Il mercato del lavoro è in continua evoluzione: l’idea chiave da qualche anno è quella di coniugare l’esigenza di flessibilità imposta dal mercato, con le garanzie di sicurezza dell’occupazione di ogni lavoratore. Una “flessibilità sicura”, capace di garantire competitività alle imprese e allo stesso tempo, di fornire ai lavoratori, sostegni attivi e passivi.
Accanto a questo stiamo assistendo anche ad un veloce turnover di competenze. Si stanno modificando modelli e dinamiche di business e anche se il capitale umano continua ad assumere un ruolo centrale, stanno diventando obsolete competenze fino a ieri considerate necessarie.

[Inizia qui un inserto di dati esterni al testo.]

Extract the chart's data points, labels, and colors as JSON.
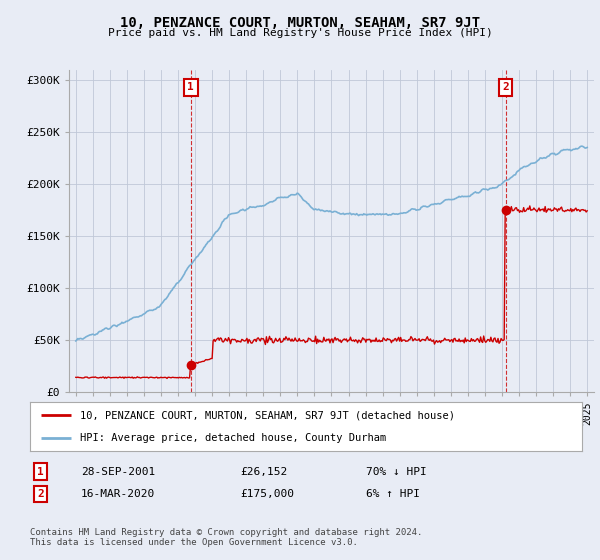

In molti casi i lavoratori nel prossimo futuro, non svolgeranno più azioni semplici e ripetitive ma useranno “tecnologia” e gestiranno “big data” e la scuola avrà un ruolo importante per costruire le competenze che mancano e più alto sarà il livello di istruzione e di specializzazione, maggiori saranno le possibilità di avere un lavoro. Diventa così strategico favorire un dialogo costante tra scuola e aziende ex ante. Bisogna partire dalla domanda delle aziende e da lì la scuola, a tutti i livelli, deve costruire le risposte co-progettando percorsi formativi ad hoc.
Oltre il ruolo strategico della scuola serviranno maggiori investimenti in ricerca e sviluppo (oggi siamo l’1,3% del Pil, rispetto alla media europea che è del 2%). L’innovazione sarà fondamentale. Ma l’innovazione richiede ricerca di base. Non scordiamoci che le scoperte in corso nei laboratori e nelle università oggi potrebbero portare alle cure e alle tecnologie fondamentali di domani. Per avere un futuro nel lavoro servirà anche alimentare i finanziamenti a queste strutture.
La politica non si scordi che la forza dell’Italia risiede nella sua economia “reale”, nel suo sistema socioeconomico dinamico, che coniuga tradizione ed innovazione, varietà e qualità nell’offerta di prodotti e servizi apprezzati e richiesti in tutto il mondo. Il 4 marzo pensiamo a questo.